Cette méthode a réussi (OECE, CECA) jusqu’au jour où les adversaires de l’union ont déclenché leur propagande massive. Eux n’ont pas hésité un instant à agiter les passions : ils ont gagné contre la CED.

Où était l’illusion dans tout cela ? Nous pouvons le voir aujourd’hui : elle consistait à croire qu’il est plus facile de faire l’Europe par pièces et morceaux que de la faire dans un seul élan fédérateur : qu’il est plus facile de tourner les obstacles que de les attaquer là où ils sont : dans les routines de l’esprit nationaliste, autant et plus que dans les intérêts particuliers. Or, cette attaque eût impliqué une campagne éducative en profondeur, que l’on a négligée de mener — ou que l’on n’a pas sérieusement soutenue.

II. — Les mouvements de militants européens ont été surpris par l’échec de la CED. En effet, cet échec a résulté du fait qu’on laissait le public dans l’ignorance de la vraie situation européenne, des vrais buts du traité, du traité lui-même, et des conséquences de son rejet. Or, les militants européens croyaient avoir expliqué tout cela à l’opinion et aux parlementaires. Illusion profonde, comme on va le voir, mais qui s’explique.

Une enquête menée par le CEC11 au mois de septembre a donné les résultats suivants : le nombre des brochures, tracts, petits livres de propagande ou d’information européenne publiés depuis 1947 dans les seize pays du CE et en Suisse, s’élève à quatre-cent-quatre-vingt-onze. Leur tirage total a légèrement dépassé trois millions d’exemplaires. Cela paraît considérable quand on est assis dans le bureau central d’un mouvement, devant près de cinq-cents brochures de titres différents. En fait, cela représente en moyenne quatre-cents exemplaires de chaque brochure distribuée dans chaque pays.

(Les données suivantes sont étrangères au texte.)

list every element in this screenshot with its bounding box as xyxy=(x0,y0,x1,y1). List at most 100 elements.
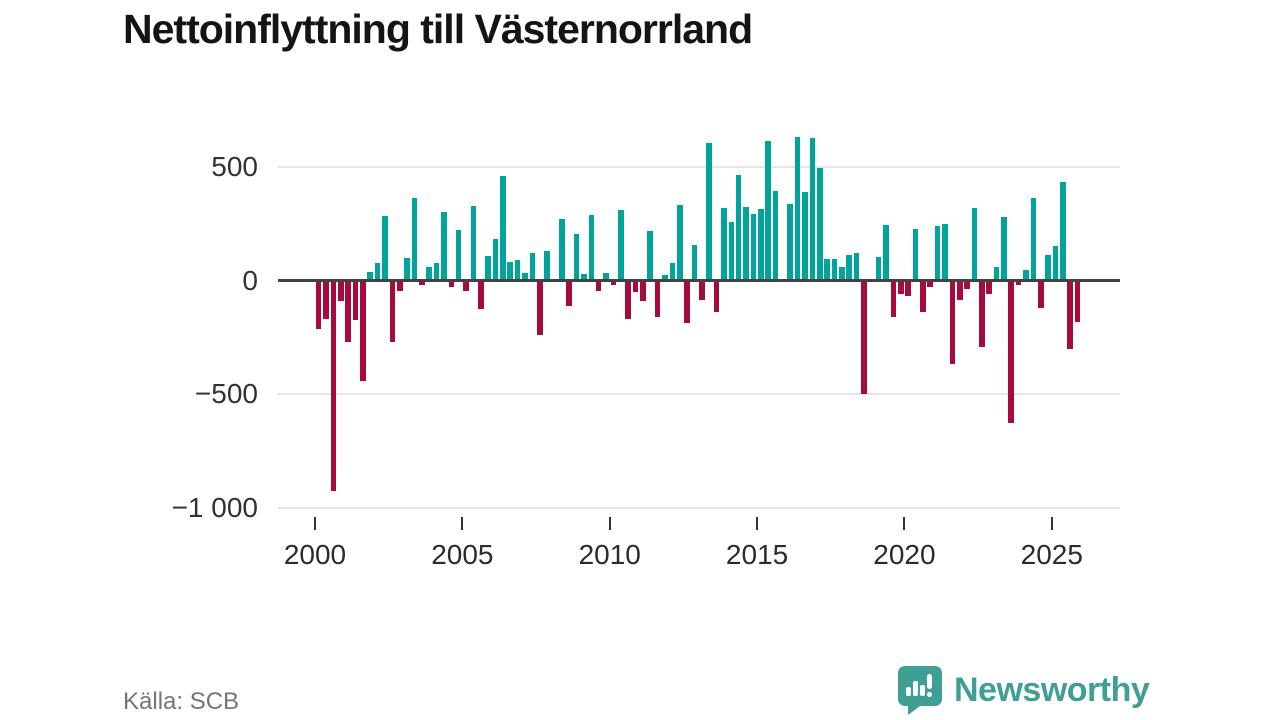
bar xyxy=(315,280,322,329)
x-axis-tick xyxy=(608,517,611,530)
bar xyxy=(396,280,403,291)
y-axis-tick-label: −1 000 xyxy=(171,491,258,523)
bar xyxy=(500,175,506,281)
bar xyxy=(419,280,425,285)
bar xyxy=(588,215,595,281)
bar xyxy=(477,280,484,309)
x-axis-tick xyxy=(1050,517,1053,530)
bar xyxy=(809,138,816,281)
bar xyxy=(367,272,374,281)
bar xyxy=(691,245,698,281)
gridline xyxy=(278,393,1120,396)
bar xyxy=(338,280,344,301)
bar xyxy=(802,191,808,281)
x-axis-tick-label: 2010 xyxy=(578,539,641,570)
bar xyxy=(441,212,447,281)
bar xyxy=(964,280,970,289)
bar xyxy=(463,280,469,291)
bar xyxy=(1052,246,1059,281)
gridline xyxy=(278,165,1120,168)
bar xyxy=(1030,197,1037,281)
bar xyxy=(389,280,396,343)
bar xyxy=(699,280,705,300)
bar xyxy=(581,273,587,281)
bar xyxy=(448,280,455,288)
bar xyxy=(897,280,904,294)
bar xyxy=(654,280,661,318)
bar xyxy=(1045,255,1051,281)
bar xyxy=(883,224,889,281)
bar xyxy=(861,280,867,394)
gridline xyxy=(278,506,1120,509)
bar xyxy=(625,280,631,319)
bar xyxy=(942,223,948,281)
bar xyxy=(669,262,676,281)
bar xyxy=(411,197,418,281)
bar xyxy=(1001,217,1007,281)
bar xyxy=(1015,280,1022,285)
bar xyxy=(323,280,329,319)
bar xyxy=(507,262,514,281)
x-axis-tick xyxy=(314,517,316,530)
bar xyxy=(728,222,735,281)
bar xyxy=(905,280,911,297)
bar xyxy=(787,203,794,281)
bar xyxy=(824,258,830,281)
bar xyxy=(949,280,956,364)
source-note: Källa: SCB xyxy=(123,688,240,715)
bar xyxy=(706,142,712,281)
bar xyxy=(345,280,351,343)
bar xyxy=(640,280,646,302)
newsworthy-bar-chart-speech-bubble-icon xyxy=(897,665,943,715)
x-axis-tick-label: 2000 xyxy=(283,539,347,570)
bar xyxy=(404,258,410,281)
bar xyxy=(765,140,771,281)
bar xyxy=(920,280,926,313)
bar xyxy=(617,209,624,281)
x-axis-tick-label: 2015 xyxy=(725,539,789,570)
bar xyxy=(603,273,609,281)
bar xyxy=(1023,270,1029,281)
brand-logo: Newsworthy xyxy=(897,665,1150,715)
y-axis-tick-label: 500 xyxy=(211,150,258,182)
bar xyxy=(794,137,801,281)
bar xyxy=(433,263,440,281)
bar xyxy=(610,280,617,285)
bar xyxy=(632,280,639,293)
bar xyxy=(750,214,757,281)
x-axis-tick-label: 2020 xyxy=(873,539,936,570)
bar xyxy=(993,267,1000,281)
bar xyxy=(713,280,720,313)
bar xyxy=(662,274,668,281)
bar xyxy=(559,218,565,281)
x-axis-tick-label: 2005 xyxy=(431,539,494,570)
bar xyxy=(846,255,852,281)
y-axis-tick-label: −500 xyxy=(194,378,258,410)
bar xyxy=(529,252,536,281)
bar xyxy=(1008,280,1015,424)
bar xyxy=(979,280,985,348)
bar xyxy=(676,204,683,281)
zero-axis-line xyxy=(278,279,1120,282)
bar xyxy=(536,280,543,335)
bar xyxy=(485,256,491,281)
bar xyxy=(595,280,602,292)
bar xyxy=(566,280,572,306)
bar xyxy=(721,207,727,281)
bar xyxy=(352,280,359,320)
bar xyxy=(735,175,742,281)
bar xyxy=(927,280,934,288)
bar xyxy=(1067,280,1074,349)
bar xyxy=(374,263,381,281)
bar xyxy=(382,216,388,281)
bar xyxy=(772,191,779,281)
x-axis-tick-label: 2025 xyxy=(1020,539,1083,570)
bar xyxy=(1037,280,1044,309)
bar xyxy=(1060,181,1066,281)
chart-title: Nettoinflyttning till Västernorrland xyxy=(123,6,753,52)
bar xyxy=(514,260,521,281)
y-axis-tick-label: 0 xyxy=(242,264,258,296)
bar xyxy=(757,209,764,281)
x-axis-tick xyxy=(756,517,759,530)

Une goutte d’eau dans la mer. Comment s’étonner après cela de l’ignorance presque totale où sont restés nos peuples et leurs élites, devant le problème européen ?

Avant toute propagande massive, une préparation des esprits en profondeur reste indispensable. Du côté nationaliste, cette préparation se trouve faite, depuis un siècle, et notamment par les manuels d’histoire : l’anti-Europe a joué là-dessus. De notre côté, tout reste à faire, ou presque.

Une révolution est l’aboutissement d’une série d’actions d’abord morales, intellectuelles et spirituelles, puis économiques et sociales, qui par nature restent invisibles à l’œil des agences de presse, mais sans lesquelles rien ne se ferait. L’Europe unie est une révolution. Elle doit passer par tous les stades préparatoires des révolutions réussies.